Given the shift from conventional diagnostic tools to newer point-of-care tests and the large investments in antimicrobial resistance surveillance, we need to review the current role of diagnostic laboratories associated with disease-specific programmes. As newer multiplex point-of-care tests become increasingly available, the concept of programmes limited to diagnosis of a single disease will require rethinking. We argue that the tuberculosis laboratory system, with its strong microbiology expertise and infrastructure, is particularly well placed to contribute towards antimicrobial resistance control. Nevertheless, integration of disease-specific programmes, which are not unique to tuberculosis, also faces longstanding barriers.

Many potential mutual benefits of integration exist, in terms of accelerated scale-up of diagnostic testing towards rational use of antimicrobial drugs as well as optimal use of resources. To scale-up activities, it would be prudent for governments to build on the existing regulatory frameworks, surveillance systems, infection control systems, laboratory infrastructure and human resources that are already in place to manage tuberculosis. Diagnostic tools, logistics and technologies for sharing data can be used to link programmes at the country level towards a stronger programme to control antimicrobial resistance including in tuberculosis. Not only would antimicrobial resistance programmes gain from the tuberculosis laboratory system, but tuberculosis programmes themselves would benefit from the political attention and funding currently being directed towards antimicrobial resistance.

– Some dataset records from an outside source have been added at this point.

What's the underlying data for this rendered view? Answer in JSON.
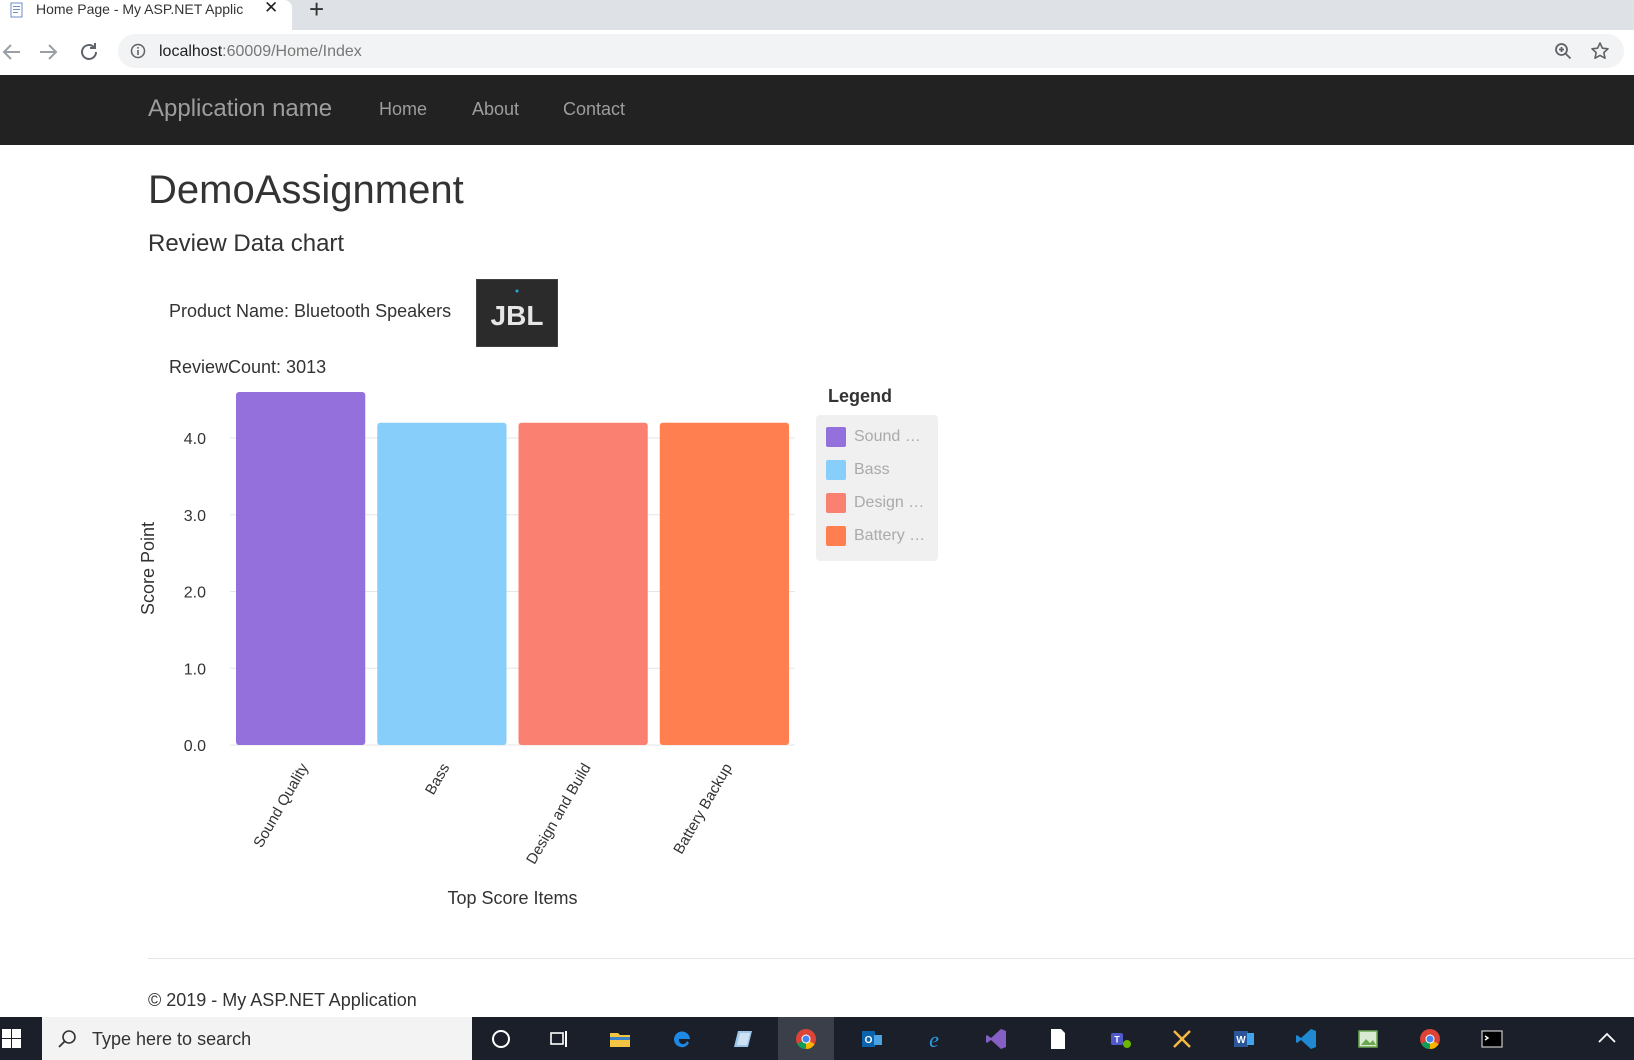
{
  "browser": {
    "tab_title": "Home Page - My ASP.NET Applic",
    "url_host": "localhost",
    "url_rest": ":60009/Home/Index"
  },
  "navbar": {
    "brand": "Application name",
    "links": [
      "Home",
      "About",
      "Contact"
    ]
  },
  "page": {
    "title": "DemoAssignment",
    "subtitle": "Review Data chart",
    "product_name_line": "Product Name: Bluetooth Speakers",
    "review_count_line": "ReviewCount: 3013",
    "logo_text": "JBL"
  },
  "legend": {
    "title": "Legend",
    "items": [
      "Sound …",
      "Bass",
      "Design …",
      "Battery …"
    ]
  },
  "chart_data": {
    "type": "bar",
    "categories": [
      "Sound Quality",
      "Bass",
      "Design and Build",
      "Battery Backup"
    ],
    "values": [
      4.6,
      4.2,
      4.2,
      4.2
    ],
    "colors": [
      "#9370db",
      "#87cefa",
      "#fa8072",
      "#ff7f50"
    ],
    "xlabel": "Top Score Items",
    "ylabel": "Score Point",
    "ylim": [
      0,
      4.6
    ],
    "yticks": [
      "0.0",
      "1.0",
      "2.0",
      "3.0",
      "4.0"
    ],
    "grid": true
  },
  "footer": {
    "text": "© 2019 - My ASP.NET Application"
  },
  "taskbar": {
    "search_placeholder": "Type here to search",
    "apps": [
      "cortana-icon",
      "task-view-icon",
      "file-explorer-icon",
      "edge-icon",
      "app-icon",
      "chrome-icon",
      "outlook-icon",
      "internet-explorer-icon",
      "visual-studio-icon",
      "notepad-icon",
      "teams-icon",
      "tools-icon",
      "word-icon",
      "vscode-icon",
      "image-editor-icon",
      "chrome-icon-2",
      "terminal-icon"
    ]
  }
}
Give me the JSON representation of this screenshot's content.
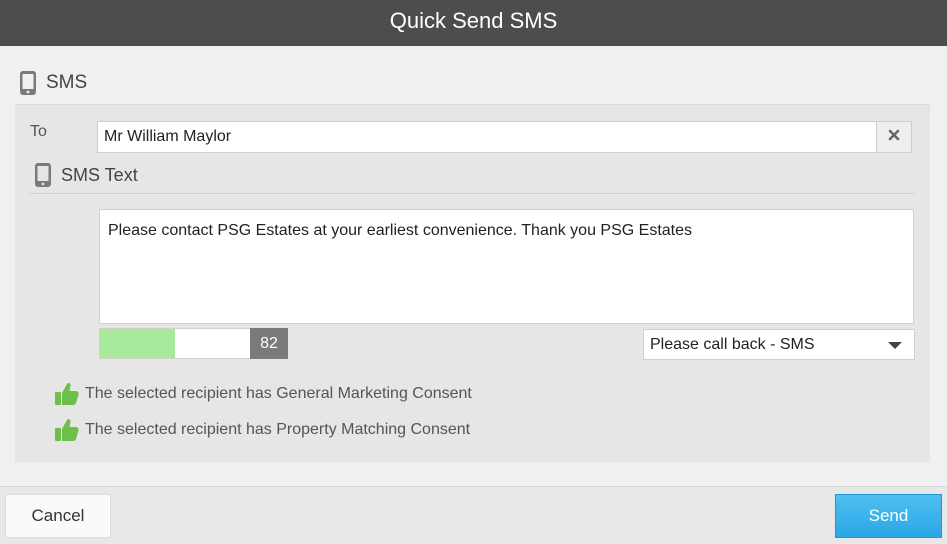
{
  "window": {
    "title": "Quick Send SMS"
  },
  "sms_section": {
    "heading": "SMS",
    "icon": "mobile-phone-icon"
  },
  "to": {
    "label": "To",
    "value": "Mr William Maylor",
    "clear_icon": "close-icon"
  },
  "sms_text": {
    "heading": "SMS Text",
    "icon": "mobile-phone-icon",
    "message": "Please contact PSG Estates at your earliest convenience. Thank you PSG Estates",
    "char_count": "82",
    "char_fill_fraction": 0.5,
    "char_fill_color": "#a8e89a"
  },
  "template": {
    "selected": "Please call back - SMS"
  },
  "consents": [
    {
      "icon": "thumbs-up-icon",
      "text": "The selected recipient has General Marketing Consent"
    },
    {
      "icon": "thumbs-up-icon",
      "text": "The selected recipient has Property Matching Consent"
    }
  ],
  "colors": {
    "accent": "#2aa6e6",
    "consent_icon": "#6cc04a",
    "titlebar": "#4d4d4d"
  },
  "footer": {
    "cancel_label": "Cancel",
    "send_label": "Send"
  }
}
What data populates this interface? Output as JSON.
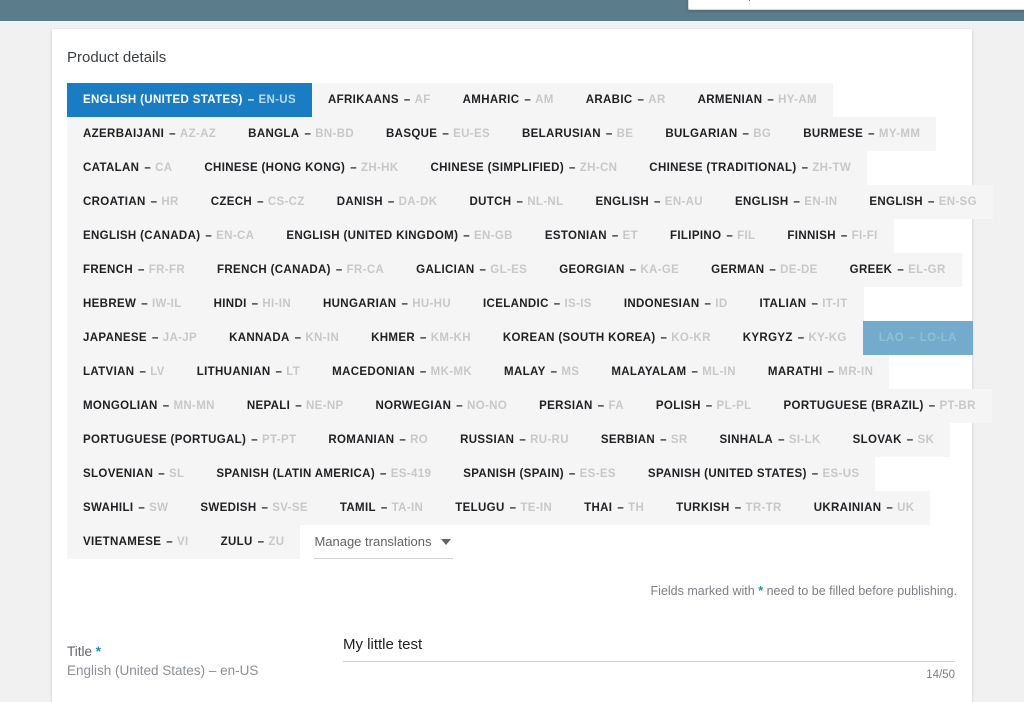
{
  "top_bar": {
    "color": "#5b7c8a"
  },
  "card": {
    "title": "Product details"
  },
  "language_tabs": {
    "active_code": "EN-US",
    "pressed_code": "LO-LA",
    "rows": [
      [
        {
          "name": "ENGLISH (UNITED STATES)",
          "code": "EN-US",
          "state": "active"
        },
        {
          "name": "AFRIKAANS",
          "code": "AF",
          "state": "normal"
        },
        {
          "name": "AMHARIC",
          "code": "AM",
          "state": "normal"
        },
        {
          "name": "ARABIC",
          "code": "AR",
          "state": "normal"
        },
        {
          "name": "ARMENIAN",
          "code": "HY-AM",
          "state": "normal"
        }
      ],
      [
        {
          "name": "AZERBAIJANI",
          "code": "AZ-AZ",
          "state": "normal"
        },
        {
          "name": "BANGLA",
          "code": "BN-BD",
          "state": "normal"
        },
        {
          "name": "BASQUE",
          "code": "EU-ES",
          "state": "normal"
        },
        {
          "name": "BELARUSIAN",
          "code": "BE",
          "state": "normal"
        },
        {
          "name": "BULGARIAN",
          "code": "BG",
          "state": "normal"
        },
        {
          "name": "BURMESE",
          "code": "MY-MM",
          "state": "normal"
        }
      ],
      [
        {
          "name": "CATALAN",
          "code": "CA",
          "state": "normal"
        },
        {
          "name": "CHINESE (HONG KONG)",
          "code": "ZH-HK",
          "state": "normal"
        },
        {
          "name": "CHINESE (SIMPLIFIED)",
          "code": "ZH-CN",
          "state": "normal"
        },
        {
          "name": "CHINESE (TRADITIONAL)",
          "code": "ZH-TW",
          "state": "normal"
        }
      ],
      [
        {
          "name": "CROATIAN",
          "code": "HR",
          "state": "normal"
        },
        {
          "name": "CZECH",
          "code": "CS-CZ",
          "state": "normal"
        },
        {
          "name": "DANISH",
          "code": "DA-DK",
          "state": "normal"
        },
        {
          "name": "DUTCH",
          "code": "NL-NL",
          "state": "normal"
        },
        {
          "name": "ENGLISH",
          "code": "EN-AU",
          "state": "normal"
        },
        {
          "name": "ENGLISH",
          "code": "EN-IN",
          "state": "normal"
        },
        {
          "name": "ENGLISH",
          "code": "EN-SG",
          "state": "normal"
        }
      ],
      [
        {
          "name": "ENGLISH (CANADA)",
          "code": "EN-CA",
          "state": "normal"
        },
        {
          "name": "ENGLISH (UNITED KINGDOM)",
          "code": "EN-GB",
          "state": "normal"
        },
        {
          "name": "ESTONIAN",
          "code": "ET",
          "state": "normal"
        },
        {
          "name": "FILIPINO",
          "code": "FIL",
          "state": "normal"
        },
        {
          "name": "FINNISH",
          "code": "FI-FI",
          "state": "normal"
        }
      ],
      [
        {
          "name": "FRENCH",
          "code": "FR-FR",
          "state": "normal"
        },
        {
          "name": "FRENCH (CANADA)",
          "code": "FR-CA",
          "state": "normal"
        },
        {
          "name": "GALICIAN",
          "code": "GL-ES",
          "state": "normal"
        },
        {
          "name": "GEORGIAN",
          "code": "KA-GE",
          "state": "normal"
        },
        {
          "name": "GERMAN",
          "code": "DE-DE",
          "state": "normal"
        },
        {
          "name": "GREEK",
          "code": "EL-GR",
          "state": "normal"
        }
      ],
      [
        {
          "name": "HEBREW",
          "code": "IW-IL",
          "state": "normal"
        },
        {
          "name": "HINDI",
          "code": "HI-IN",
          "state": "normal"
        },
        {
          "name": "HUNGARIAN",
          "code": "HU-HU",
          "state": "normal"
        },
        {
          "name": "ICELANDIC",
          "code": "IS-IS",
          "state": "normal"
        },
        {
          "name": "INDONESIAN",
          "code": "ID",
          "state": "normal"
        },
        {
          "name": "ITALIAN",
          "code": "IT-IT",
          "state": "normal"
        }
      ],
      [
        {
          "name": "JAPANESE",
          "code": "JA-JP",
          "state": "normal"
        },
        {
          "name": "KANNADA",
          "code": "KN-IN",
          "state": "normal"
        },
        {
          "name": "KHMER",
          "code": "KM-KH",
          "state": "normal"
        },
        {
          "name": "KOREAN (SOUTH KOREA)",
          "code": "KO-KR",
          "state": "normal"
        },
        {
          "name": "KYRGYZ",
          "code": "KY-KG",
          "state": "normal"
        },
        {
          "name": "LAO",
          "code": "LO-LA",
          "state": "pressed"
        }
      ],
      [
        {
          "name": "LATVIAN",
          "code": "LV",
          "state": "normal"
        },
        {
          "name": "LITHUANIAN",
          "code": "LT",
          "state": "normal"
        },
        {
          "name": "MACEDONIAN",
          "code": "MK-MK",
          "state": "normal"
        },
        {
          "name": "MALAY",
          "code": "MS",
          "state": "normal"
        },
        {
          "name": "MALAYALAM",
          "code": "ML-IN",
          "state": "normal"
        },
        {
          "name": "MARATHI",
          "code": "MR-IN",
          "state": "normal"
        }
      ],
      [
        {
          "name": "MONGOLIAN",
          "code": "MN-MN",
          "state": "normal"
        },
        {
          "name": "NEPALI",
          "code": "NE-NP",
          "state": "normal"
        },
        {
          "name": "NORWEGIAN",
          "code": "NO-NO",
          "state": "normal"
        },
        {
          "name": "PERSIAN",
          "code": "FA",
          "state": "normal"
        },
        {
          "name": "POLISH",
          "code": "PL-PL",
          "state": "normal"
        },
        {
          "name": "PORTUGUESE (BRAZIL)",
          "code": "PT-BR",
          "state": "normal"
        }
      ],
      [
        {
          "name": "PORTUGUESE (PORTUGAL)",
          "code": "PT-PT",
          "state": "normal"
        },
        {
          "name": "ROMANIAN",
          "code": "RO",
          "state": "normal"
        },
        {
          "name": "RUSSIAN",
          "code": "RU-RU",
          "state": "normal"
        },
        {
          "name": "SERBIAN",
          "code": "SR",
          "state": "normal"
        },
        {
          "name": "SINHALA",
          "code": "SI-LK",
          "state": "normal"
        },
        {
          "name": "SLOVAK",
          "code": "SK",
          "state": "normal"
        }
      ],
      [
        {
          "name": "SLOVENIAN",
          "code": "SL",
          "state": "normal"
        },
        {
          "name": "SPANISH (LATIN AMERICA)",
          "code": "ES-419",
          "state": "normal"
        },
        {
          "name": "SPANISH (SPAIN)",
          "code": "ES-ES",
          "state": "normal"
        },
        {
          "name": "SPANISH (UNITED STATES)",
          "code": "ES-US",
          "state": "normal"
        }
      ],
      [
        {
          "name": "SWAHILI",
          "code": "SW",
          "state": "normal"
        },
        {
          "name": "SWEDISH",
          "code": "SV-SE",
          "state": "normal"
        },
        {
          "name": "TAMIL",
          "code": "TA-IN",
          "state": "normal"
        },
        {
          "name": "TELUGU",
          "code": "TE-IN",
          "state": "normal"
        },
        {
          "name": "THAI",
          "code": "TH",
          "state": "normal"
        },
        {
          "name": "TURKISH",
          "code": "TR-TR",
          "state": "normal"
        },
        {
          "name": "UKRAINIAN",
          "code": "UK",
          "state": "normal"
        }
      ],
      [
        {
          "name": "VIETNAMESE",
          "code": "VI",
          "state": "normal"
        },
        {
          "name": "ZULU",
          "code": "ZU",
          "state": "normal"
        }
      ]
    ],
    "separator": "–"
  },
  "manage_translations": {
    "label": "Manage translations",
    "icon": "chevron-down-icon"
  },
  "required_note": {
    "prefix": "Fields marked with",
    "star": "*",
    "suffix": "need to be filled before publishing."
  },
  "title_field": {
    "label": "Title",
    "required_star": "*",
    "locale": "English (United States) – en-US",
    "value": "My little test",
    "counter": "14/50",
    "max_length": 50
  },
  "colors": {
    "accent_blue": "#1a7dc4",
    "pressed_blue": "#74aacb",
    "top_bar": "#5b7c8a",
    "tab_bg": "#f5f5f5",
    "code_gray": "#c8c8c8",
    "star_blue": "#1a90c4"
  }
}
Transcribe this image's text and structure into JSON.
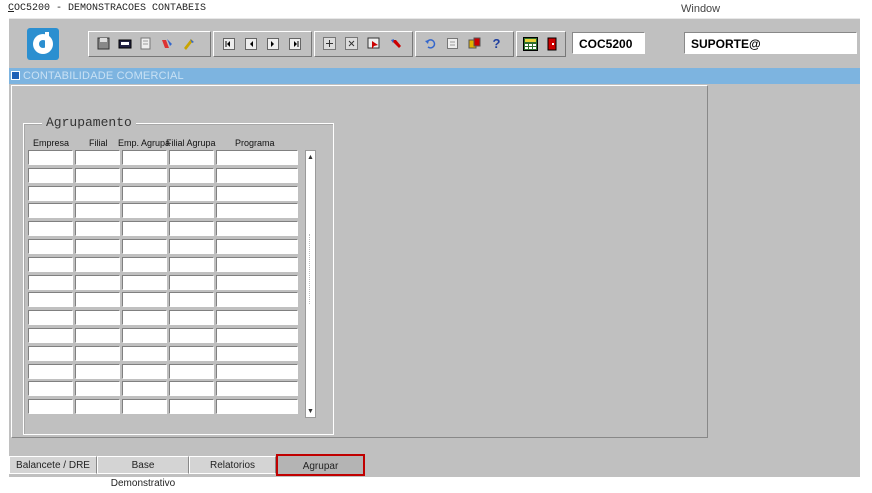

In addition to the focus on budgets and resources, combined or integrated inter-programme activities bring other advantages. The main goal in partnerships in public health has been ensuring the future sustainability of programmes. By forging a partnership between antimicrobial resistance and tuberculosis control programmes within countries’ governing structures, common goals will be safeguarded through a strengthened oversight mechanism. Moreover, programme integration presents opportunities to direct the focus of policy-makers towards the issue of antimicrobial resistance, which has so far met with limited success. Advocacy efforts to influence pharmaceutical regulation, formulary restrictions and use of growth promoters in the veterinary industry could be intensified. Public health messages released by control programmes are useful catalysts for behavioural change in communities. Reinforcement of such messages from tuberculosis clinics, as well as hospitals and clinics involved in antimicrobial resistance control efforts, is likely to lead to faster and more durable changes in antibiotic use, attitudes to infection prevention and general health awareness.